Hurry Up and Wait

By on / Dispute Resolution

Suppose that one bargainer is impatient, gritting her teeth and thinking, “Cut to the chase,  for Pete’s sake!” Feeling pressured, the other person wants to say, “Easy on the coffee, pal! Let’s give this the time it deserves.”

According to a recent study by professor Karen J. Jansen of Pennsylvania State University’s Smeal College of Business and Amy L. Kristoff-Brown of the Tippie College of Business at the University of Iowa, this different sense of pacing will lead both parties to experience psychological strain.

Being out of sync will likely dampen their willingness to be helpful. Even if they do reach agreement, they may feel less satisfied with the process than if their feelings about time were harmonized.

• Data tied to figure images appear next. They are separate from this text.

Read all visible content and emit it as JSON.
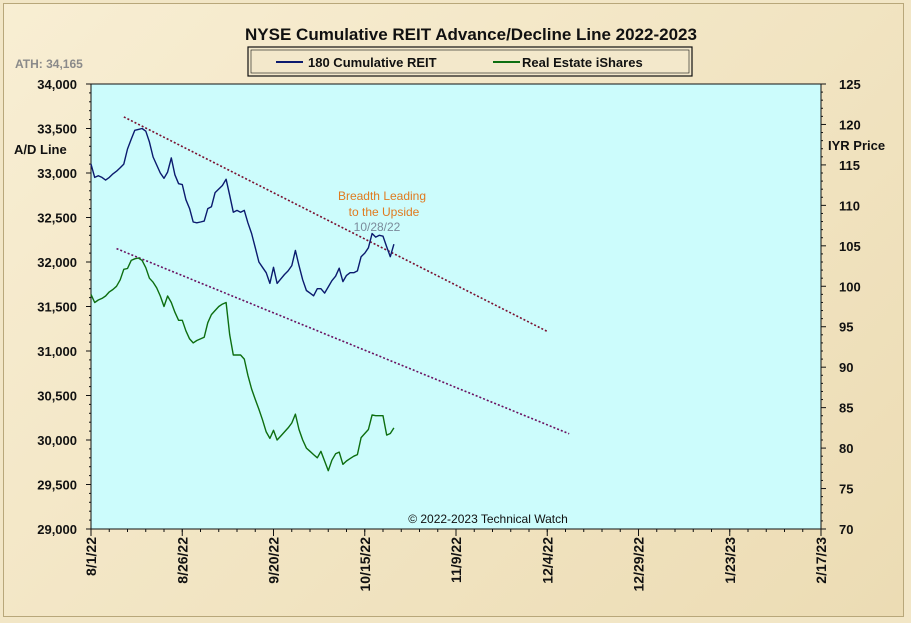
{
  "chart_data": {
    "type": "line",
    "title": "NYSE Cumulative  REIT Advance/Decline  Line 2022-2023",
    "ath_label": "ATH: 34,165",
    "ylabel_left": "A/D Line",
    "ylabel_right": "IYR Price",
    "copyright": "© 2022-2023  Technical  Watch",
    "annotation": {
      "lines": [
        "Breadth Leading",
        "to the Upside"
      ],
      "date": "10/28/22",
      "color": "#e07a1f",
      "date_color": "#7a8a9a"
    },
    "x_range": [
      0,
      200
    ],
    "x_ticks": [
      {
        "label": "8/1/22",
        "day": 0
      },
      {
        "label": "8/26/22",
        "day": 25
      },
      {
        "label": "9/20/22",
        "day": 50
      },
      {
        "label": "10/15/22",
        "day": 75
      },
      {
        "label": "11/9/22",
        "day": 100
      },
      {
        "label": "12/4/22",
        "day": 125
      },
      {
        "label": "12/29/22",
        "day": 150
      },
      {
        "label": "1/23/23",
        "day": 175
      },
      {
        "label": "2/17/23",
        "day": 200
      }
    ],
    "y_left": {
      "min": 29000,
      "max": 34000,
      "ticks": [
        "29,000",
        "29,500",
        "30,000",
        "30,500",
        "31,000",
        "31,500",
        "32,000",
        "32,500",
        "33,000",
        "33,500",
        "34,000"
      ]
    },
    "y_right": {
      "min": 70,
      "max": 125,
      "ticks": [
        "70",
        "75",
        "80",
        "85",
        "90",
        "95",
        "100",
        "105",
        "110",
        "115",
        "120",
        "125"
      ]
    },
    "series": [
      {
        "name": "180 Cumulative REIT",
        "axis": "left",
        "color": "#0b1a6e",
        "points": [
          [
            0,
            33100
          ],
          [
            1,
            32950
          ],
          [
            2,
            32970
          ],
          [
            3,
            32950
          ],
          [
            4,
            32920
          ],
          [
            5,
            32950
          ],
          [
            6,
            32990
          ],
          [
            7,
            33020
          ],
          [
            8,
            33060
          ],
          [
            9,
            33100
          ],
          [
            10,
            33270
          ],
          [
            11,
            33380
          ],
          [
            12,
            33480
          ],
          [
            13,
            33490
          ],
          [
            14,
            33500
          ],
          [
            15,
            33470
          ],
          [
            16,
            33350
          ],
          [
            17,
            33180
          ],
          [
            18,
            33090
          ],
          [
            19,
            33000
          ],
          [
            20,
            32940
          ],
          [
            21,
            33010
          ],
          [
            22,
            33170
          ],
          [
            23,
            32980
          ],
          [
            24,
            32880
          ],
          [
            25,
            32870
          ],
          [
            26,
            32700
          ],
          [
            27,
            32600
          ],
          [
            28,
            32450
          ],
          [
            29,
            32440
          ],
          [
            30,
            32450
          ],
          [
            31,
            32460
          ],
          [
            32,
            32600
          ],
          [
            33,
            32620
          ],
          [
            34,
            32780
          ],
          [
            35,
            32820
          ],
          [
            36,
            32860
          ],
          [
            37,
            32930
          ],
          [
            38,
            32750
          ],
          [
            39,
            32560
          ],
          [
            40,
            32580
          ],
          [
            41,
            32560
          ],
          [
            42,
            32580
          ],
          [
            43,
            32440
          ],
          [
            44,
            32320
          ],
          [
            45,
            32160
          ],
          [
            46,
            32000
          ],
          [
            47,
            31940
          ],
          [
            48,
            31880
          ],
          [
            49,
            31760
          ],
          [
            50,
            31940
          ],
          [
            51,
            31760
          ],
          [
            52,
            31810
          ],
          [
            53,
            31860
          ],
          [
            54,
            31900
          ],
          [
            55,
            31960
          ],
          [
            56,
            32130
          ],
          [
            57,
            31960
          ],
          [
            58,
            31800
          ],
          [
            59,
            31680
          ],
          [
            60,
            31650
          ],
          [
            61,
            31620
          ],
          [
            62,
            31700
          ],
          [
            63,
            31700
          ],
          [
            64,
            31650
          ],
          [
            65,
            31720
          ],
          [
            66,
            31790
          ],
          [
            67,
            31840
          ],
          [
            68,
            31930
          ],
          [
            69,
            31780
          ],
          [
            70,
            31850
          ],
          [
            71,
            31880
          ],
          [
            72,
            31880
          ],
          [
            73,
            31900
          ],
          [
            74,
            32060
          ],
          [
            75,
            32100
          ],
          [
            76,
            32160
          ],
          [
            77,
            32320
          ],
          [
            78,
            32280
          ],
          [
            79,
            32300
          ],
          [
            80,
            32290
          ],
          [
            81,
            32170
          ],
          [
            82,
            32060
          ],
          [
            83,
            32200
          ]
        ]
      },
      {
        "name": "Real Estate iShares",
        "axis": "right",
        "color": "#0d6e10",
        "points": [
          [
            0,
            99.0
          ],
          [
            1,
            98.0
          ],
          [
            2,
            98.3
          ],
          [
            3,
            98.5
          ],
          [
            4,
            98.8
          ],
          [
            5,
            99.3
          ],
          [
            6,
            99.6
          ],
          [
            7,
            100.0
          ],
          [
            8,
            100.8
          ],
          [
            9,
            102.1
          ],
          [
            10,
            102.2
          ],
          [
            11,
            103.2
          ],
          [
            12,
            103.4
          ],
          [
            13,
            103.5
          ],
          [
            14,
            103.2
          ],
          [
            15,
            102.3
          ],
          [
            16,
            101.0
          ],
          [
            17,
            100.5
          ],
          [
            18,
            99.8
          ],
          [
            19,
            98.8
          ],
          [
            20,
            97.5
          ],
          [
            21,
            98.8
          ],
          [
            22,
            98.0
          ],
          [
            23,
            96.8
          ],
          [
            24,
            95.8
          ],
          [
            25,
            95.8
          ],
          [
            26,
            94.5
          ],
          [
            27,
            93.5
          ],
          [
            28,
            93.0
          ],
          [
            29,
            93.3
          ],
          [
            30,
            93.5
          ],
          [
            31,
            93.7
          ],
          [
            32,
            95.5
          ],
          [
            33,
            96.5
          ],
          [
            34,
            97.0
          ],
          [
            35,
            97.5
          ],
          [
            36,
            97.8
          ],
          [
            37,
            98.0
          ],
          [
            38,
            94.0
          ],
          [
            39,
            91.5
          ],
          [
            40,
            91.5
          ],
          [
            41,
            91.5
          ],
          [
            42,
            91.0
          ],
          [
            43,
            89.0
          ],
          [
            44,
            87.3
          ],
          [
            45,
            86.0
          ],
          [
            46,
            84.8
          ],
          [
            47,
            83.5
          ],
          [
            48,
            82.0
          ],
          [
            49,
            81.2
          ],
          [
            50,
            82.2
          ],
          [
            51,
            81.0
          ],
          [
            52,
            81.5
          ],
          [
            53,
            82.0
          ],
          [
            54,
            82.5
          ],
          [
            55,
            83.1
          ],
          [
            56,
            84.2
          ],
          [
            57,
            82.3
          ],
          [
            58,
            81.0
          ],
          [
            59,
            80.0
          ],
          [
            60,
            79.6
          ],
          [
            61,
            79.2
          ],
          [
            62,
            78.8
          ],
          [
            63,
            79.6
          ],
          [
            64,
            78.4
          ],
          [
            65,
            77.2
          ],
          [
            66,
            78.5
          ],
          [
            67,
            79.3
          ],
          [
            68,
            79.5
          ],
          [
            69,
            78.0
          ],
          [
            70,
            78.4
          ],
          [
            71,
            78.7
          ],
          [
            72,
            79.0
          ],
          [
            73,
            79.2
          ],
          [
            74,
            81.3
          ],
          [
            75,
            81.8
          ],
          [
            76,
            82.3
          ],
          [
            77,
            84.1
          ],
          [
            78,
            84.0
          ],
          [
            79,
            84.0
          ],
          [
            80,
            84.0
          ],
          [
            81,
            81.6
          ],
          [
            82,
            81.8
          ],
          [
            83,
            82.5
          ]
        ]
      }
    ],
    "trendlines": [
      {
        "color": "#7a1030",
        "start": [
          9,
          33630
        ],
        "end": [
          125,
          31220
        ]
      },
      {
        "color": "#6a1060",
        "start": [
          7,
          32150
        ],
        "end": [
          131,
          30070
        ]
      }
    ],
    "legend": {
      "placement": "top-center"
    },
    "plot_background": "#ccfcfc",
    "grid": false
  }
}
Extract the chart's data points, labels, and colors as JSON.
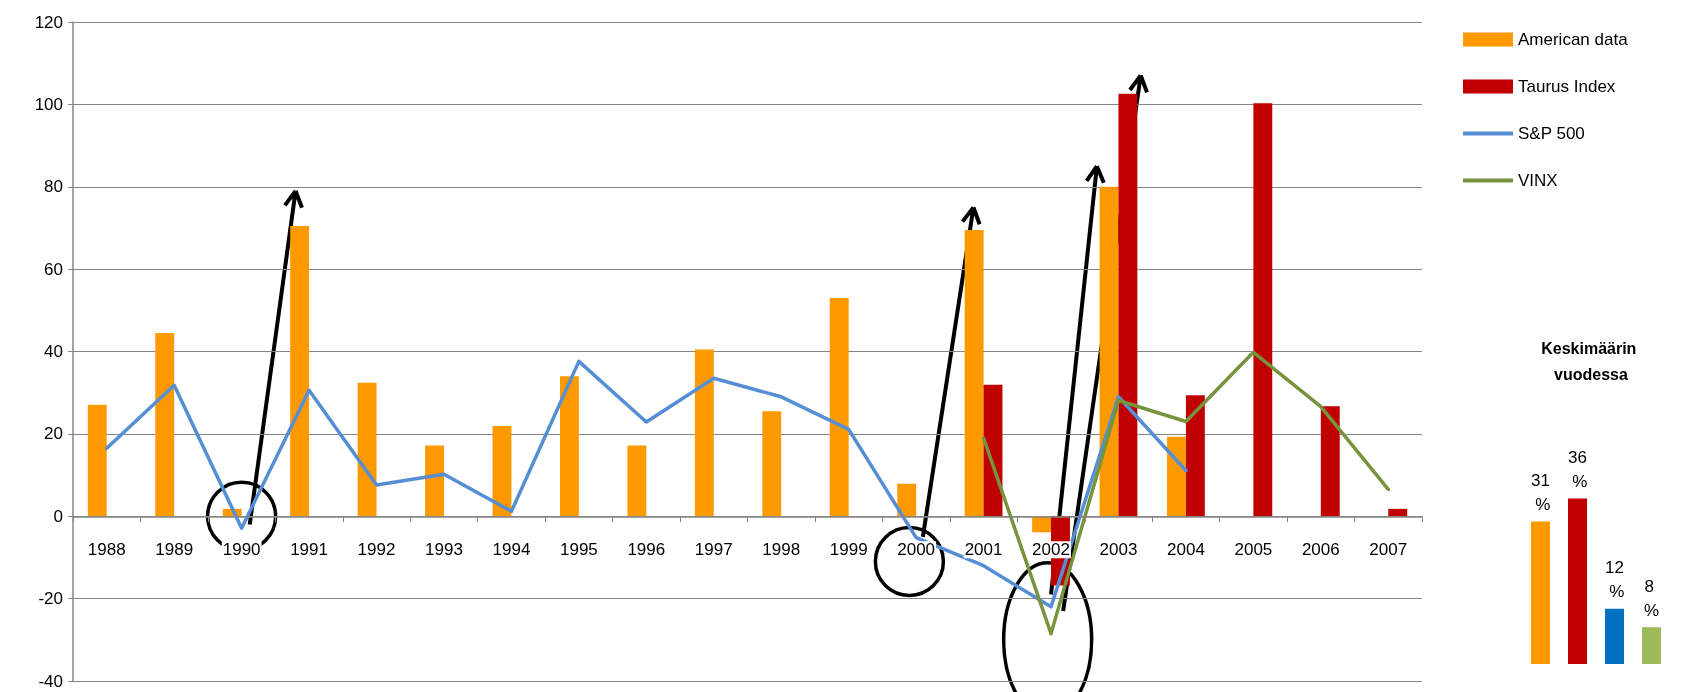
{
  "chart_data": [
    {
      "type": "bar",
      "categories": [
        "1988",
        "1989",
        "1990",
        "1991",
        "1992",
        "1993",
        "1994",
        "1995",
        "1996",
        "1997",
        "1998",
        "1999",
        "2000",
        "2001",
        "2002",
        "2003",
        "2004",
        "2005",
        "2006",
        "2007"
      ],
      "series": [
        {
          "name": "American data",
          "type": "bar",
          "color": "#ff9900",
          "values": [
            27.1,
            44.5,
            1.8,
            70.5,
            32.4,
            17.2,
            21.9,
            34,
            17.2,
            40.5,
            25.5,
            53,
            7.9,
            69.5,
            -3.9,
            80,
            19.3,
            null,
            null,
            null
          ]
        },
        {
          "name": "Taurus Index",
          "type": "bar",
          "color": "#c00000",
          "values": [
            null,
            null,
            null,
            null,
            null,
            null,
            null,
            null,
            null,
            null,
            null,
            null,
            null,
            31.9,
            -16.8,
            102.6,
            29.4,
            100.3,
            26.7,
            1.8
          ]
        },
        {
          "name": "S&P 500",
          "type": "line",
          "color": "#558ed5",
          "values": [
            16.5,
            31.8,
            -2.9,
            30.6,
            7.6,
            10.2,
            1.2,
            37.6,
            22.9,
            33.5,
            29,
            21.1,
            -5.2,
            -12,
            -22,
            29,
            11.1,
            null,
            null,
            null
          ]
        },
        {
          "name": "VINX",
          "type": "line",
          "color": "#77933c",
          "values": [
            null,
            null,
            null,
            null,
            null,
            null,
            null,
            null,
            null,
            null,
            null,
            null,
            null,
            19,
            -28.5,
            28.1,
            23,
            39.8,
            26.6,
            6.5
          ]
        }
      ],
      "ylim": [
        -40,
        120
      ],
      "yticks": [
        -40,
        -20,
        0,
        20,
        40,
        60,
        80,
        100,
        120
      ],
      "grid": "y",
      "legend": "top right",
      "marker": "none",
      "line_style": "solid"
    },
    {
      "type": "bar",
      "title": "Keskimäärin vuodessa",
      "categories": [
        null,
        null,
        null,
        null
      ],
      "values": [
        31,
        36,
        12,
        8
      ],
      "colors": [
        "#ff9900",
        "#c00000",
        "#0070c0",
        "#9bbb59"
      ],
      "value_labels": [
        "31 %",
        "36 %",
        "12 %",
        "8 %"
      ]
    }
  ]
}
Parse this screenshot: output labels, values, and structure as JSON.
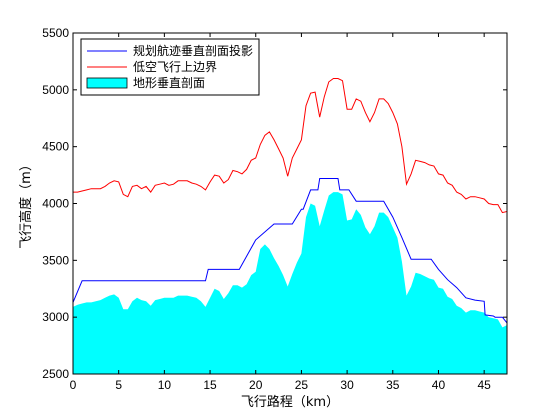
{
  "chart_data": {
    "type": "line",
    "xlabel": "飞行路程（km）",
    "ylabel": "飞行高度（m）",
    "xlim": [
      0,
      47.5
    ],
    "ylim": [
      2500,
      5500
    ],
    "xticks": [
      "0",
      "5",
      "10",
      "15",
      "20",
      "25",
      "30",
      "35",
      "40",
      "45"
    ],
    "xtick_values": [
      0,
      5,
      10,
      15,
      20,
      25,
      30,
      35,
      40,
      45
    ],
    "yticks": [
      "2500",
      "3000",
      "3500",
      "4000",
      "4500",
      "5000",
      "5500"
    ],
    "ytick_values": [
      2500,
      3000,
      3500,
      4000,
      4500,
      5000,
      5500
    ],
    "grid": false,
    "legend_position": "top-left",
    "series": [
      {
        "name": "规划航迹垂直剖面投影",
        "color": "#0000ff",
        "style": "line",
        "x": [
          0,
          1,
          2,
          5,
          8,
          10,
          12,
          14.5,
          14.8,
          15,
          18,
          18.2,
          20,
          22,
          22.2,
          24,
          25,
          25.2,
          26,
          26.8,
          27,
          29,
          29.2,
          30,
          30.2,
          31,
          33,
          34,
          35,
          36,
          37,
          37.2,
          39,
          39.2,
          40,
          41,
          42,
          43,
          44,
          45,
          45.1,
          46,
          46.2,
          47,
          47.5
        ],
        "y": [
          3130,
          3320,
          3320,
          3320,
          3320,
          3320,
          3320,
          3320,
          3420,
          3420,
          3420,
          3420,
          3680,
          3820,
          3820,
          3820,
          3950,
          3950,
          4120,
          4120,
          4220,
          4220,
          4120,
          4120,
          4120,
          4020,
          4020,
          4020,
          3880,
          3700,
          3510,
          3510,
          3510,
          3510,
          3420,
          3330,
          3260,
          3170,
          3150,
          3140,
          3020,
          3010,
          3000,
          3000,
          2950
        ]
      },
      {
        "name": "低空飞行上边界",
        "color": "#ff0000",
        "style": "line",
        "x": [
          0,
          0.5,
          1,
          1.5,
          2,
          2.5,
          3,
          3.5,
          4,
          4.5,
          5,
          5.5,
          6,
          6.5,
          7,
          7.5,
          8,
          8.5,
          9,
          9.5,
          10,
          10.5,
          11,
          11.5,
          12,
          12.5,
          13,
          13.5,
          14,
          14.5,
          15,
          15.5,
          16,
          16.5,
          17,
          17.5,
          18,
          18.5,
          19,
          19.5,
          20,
          20.5,
          21,
          21.5,
          22,
          22.5,
          23,
          23.5,
          24,
          24.5,
          25,
          25.5,
          26,
          26.5,
          27,
          27.5,
          28,
          28.5,
          29,
          29.5,
          30,
          30.5,
          31,
          31.5,
          32,
          32.5,
          33,
          33.5,
          34,
          34.5,
          35,
          35.5,
          36,
          36.5,
          37,
          37.5,
          38,
          38.5,
          39,
          39.5,
          40,
          40.5,
          41,
          41.5,
          42,
          42.5,
          43,
          43.5,
          44,
          44.5,
          45,
          45.5,
          46,
          46.5,
          47,
          47.5
        ],
        "y": [
          4100,
          4100,
          4110,
          4120,
          4130,
          4130,
          4130,
          4150,
          4180,
          4200,
          4190,
          4080,
          4060,
          4150,
          4160,
          4130,
          4150,
          4100,
          4160,
          4170,
          4180,
          4160,
          4170,
          4200,
          4200,
          4200,
          4180,
          4170,
          4150,
          4120,
          4190,
          4250,
          4240,
          4180,
          4210,
          4290,
          4280,
          4260,
          4300,
          4380,
          4400,
          4520,
          4600,
          4630,
          4560,
          4480,
          4400,
          4240,
          4400,
          4480,
          4560,
          4860,
          4970,
          4980,
          4760,
          4940,
          5070,
          5100,
          5100,
          5080,
          4830,
          4830,
          4920,
          4900,
          4800,
          4720,
          4800,
          4920,
          4920,
          4880,
          4800,
          4700,
          4500,
          4170,
          4260,
          4380,
          4370,
          4360,
          4340,
          4330,
          4260,
          4250,
          4180,
          4160,
          4100,
          4080,
          4040,
          4060,
          4060,
          4050,
          4040,
          4000,
          3990,
          3990,
          3920,
          3930
        ]
      },
      {
        "name": "地形垂直剖面",
        "color": "#00ffff",
        "style": "area",
        "x": [
          0,
          0.5,
          1,
          1.5,
          2,
          2.5,
          3,
          3.5,
          4,
          4.5,
          5,
          5.5,
          6,
          6.5,
          7,
          7.5,
          8,
          8.5,
          9,
          9.5,
          10,
          10.5,
          11,
          11.5,
          12,
          12.5,
          13,
          13.5,
          14,
          14.5,
          15,
          15.5,
          16,
          16.5,
          17,
          17.5,
          18,
          18.5,
          19,
          19.5,
          20,
          20.5,
          21,
          21.5,
          22,
          22.5,
          23,
          23.5,
          24,
          24.5,
          25,
          25.5,
          26,
          26.5,
          27,
          27.5,
          28,
          28.5,
          29,
          29.5,
          30,
          30.5,
          31,
          31.5,
          32,
          32.5,
          33,
          33.5,
          34,
          34.5,
          35,
          35.5,
          36,
          36.5,
          37,
          37.5,
          38,
          38.5,
          39,
          39.5,
          40,
          40.5,
          41,
          41.5,
          42,
          42.5,
          43,
          43.5,
          44,
          44.5,
          45,
          45.5,
          46,
          46.5,
          47,
          47.5
        ],
        "y": [
          3090,
          3110,
          3120,
          3130,
          3130,
          3140,
          3150,
          3170,
          3190,
          3200,
          3170,
          3070,
          3070,
          3140,
          3170,
          3150,
          3140,
          3100,
          3150,
          3160,
          3170,
          3170,
          3170,
          3190,
          3190,
          3190,
          3180,
          3170,
          3140,
          3090,
          3170,
          3250,
          3230,
          3160,
          3210,
          3280,
          3280,
          3260,
          3290,
          3370,
          3400,
          3600,
          3640,
          3600,
          3520,
          3450,
          3370,
          3270,
          3380,
          3480,
          3560,
          3880,
          4000,
          3980,
          3800,
          3940,
          4070,
          4100,
          4100,
          4080,
          3850,
          3860,
          3950,
          3900,
          3790,
          3730,
          3800,
          3920,
          3920,
          3880,
          3790,
          3700,
          3490,
          3190,
          3270,
          3390,
          3380,
          3360,
          3340,
          3330,
          3260,
          3250,
          3180,
          3160,
          3100,
          3080,
          3040,
          3060,
          3060,
          3050,
          3040,
          3000,
          2990,
          2980,
          2910,
          2930
        ]
      }
    ]
  }
}
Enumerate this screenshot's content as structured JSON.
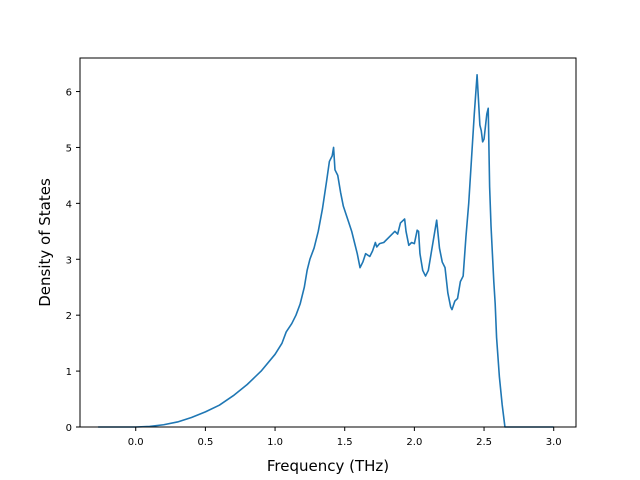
{
  "chart_data": {
    "type": "line",
    "title": "",
    "xlabel": "Frequency (THz)",
    "ylabel": "Density of States",
    "xlim": [
      -0.4,
      3.16
    ],
    "ylim": [
      0,
      6.6
    ],
    "grid": false,
    "xticks": [
      0.0,
      0.5,
      1.0,
      1.5,
      2.0,
      2.5,
      3.0
    ],
    "xtick_labels": [
      "0.0",
      "0.5",
      "1.0",
      "1.5",
      "2.0",
      "2.5",
      "3.0"
    ],
    "yticks": [
      0,
      1,
      2,
      3,
      4,
      5,
      6
    ],
    "ytick_labels": [
      "0",
      "1",
      "2",
      "3",
      "4",
      "5",
      "6"
    ],
    "color": "#1f77b4",
    "series": [
      {
        "x": [
          -0.27,
          0.0,
          0.1,
          0.2,
          0.3,
          0.4,
          0.5,
          0.6,
          0.7,
          0.8,
          0.9,
          1.0,
          1.05,
          1.08,
          1.12,
          1.15,
          1.18,
          1.21,
          1.23,
          1.25,
          1.28,
          1.31,
          1.34,
          1.37,
          1.39,
          1.41,
          1.42,
          1.43,
          1.45,
          1.47,
          1.49,
          1.51,
          1.53,
          1.55,
          1.57,
          1.59,
          1.61,
          1.63,
          1.65,
          1.68,
          1.7,
          1.72,
          1.73,
          1.75,
          1.78,
          1.82,
          1.86,
          1.88,
          1.9,
          1.93,
          1.94,
          1.96,
          1.98,
          2.0,
          2.02,
          2.03,
          2.04,
          2.06,
          2.08,
          2.1,
          2.12,
          2.14,
          2.16,
          2.18,
          2.2,
          2.22,
          2.24,
          2.26,
          2.27,
          2.29,
          2.31,
          2.33,
          2.35,
          2.37,
          2.39,
          2.41,
          2.43,
          2.45,
          2.47,
          2.48,
          2.49,
          2.5,
          2.52,
          2.53,
          2.54,
          2.55,
          2.56,
          2.57,
          2.58,
          2.59,
          2.61,
          2.63,
          2.65,
          2.67,
          2.69,
          2.71,
          2.73,
          2.74,
          2.8,
          2.9,
          3.0
        ],
        "y": [
          0.0,
          0.0,
          0.01,
          0.04,
          0.09,
          0.17,
          0.27,
          0.39,
          0.56,
          0.76,
          1.0,
          1.3,
          1.5,
          1.7,
          1.85,
          2.0,
          2.2,
          2.5,
          2.8,
          3.0,
          3.2,
          3.5,
          3.9,
          4.4,
          4.75,
          4.85,
          5.0,
          4.6,
          4.5,
          4.2,
          3.95,
          3.8,
          3.65,
          3.5,
          3.3,
          3.1,
          2.85,
          2.95,
          3.1,
          3.05,
          3.15,
          3.3,
          3.22,
          3.28,
          3.3,
          3.4,
          3.5,
          3.45,
          3.65,
          3.72,
          3.5,
          3.25,
          3.3,
          3.28,
          3.52,
          3.5,
          3.1,
          2.8,
          2.7,
          2.8,
          3.1,
          3.4,
          3.7,
          3.2,
          2.95,
          2.85,
          2.4,
          2.15,
          2.1,
          2.25,
          2.3,
          2.6,
          2.7,
          3.4,
          4.0,
          4.8,
          5.6,
          6.3,
          5.4,
          5.3,
          5.1,
          5.15,
          5.6,
          5.7,
          4.3,
          3.6,
          3.1,
          2.6,
          2.2,
          1.6,
          0.9,
          0.4,
          0.0,
          0.0,
          0.0,
          0.0,
          0.0,
          0.0,
          0.0,
          0.0,
          0.0
        ]
      }
    ]
  }
}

Having a compatible sense of timing may be especially important in negotiations that take place in teams. The researchers surveyed more than 400 employees of a highly unionized plant. They identified individual time preferences and looked at the composition of different work groups, and then analyzed people’s self-reported job stress and satisfaction.

As expected, “hurriedness” increased feelings of stress, yet it reduced job satisfaction only when some members of the group were out of sync with others.

Even people who would ideally prefer a slow pace still maintained a high level of satisfaction as long as everyone else in the group marched to the same drummer. But when people felt rushed by others, frustration on both sides shattered cohesion.

The study suggests two important lessons for negotiators, whether dealing with colleagues or external parties. First, if you are a new arrival in an existing group you likely will be more aware of other people’s habitual rhythms than they themselves will be. Thus, it may be your responsibility to adjust. Second, rushed individuals feel more strain than those who are slowed by others. Impatience may gnaw at you when the other party seems to be going around in circles. Pressuring them, however, may not be in your interest, as it could slow their decision making even further.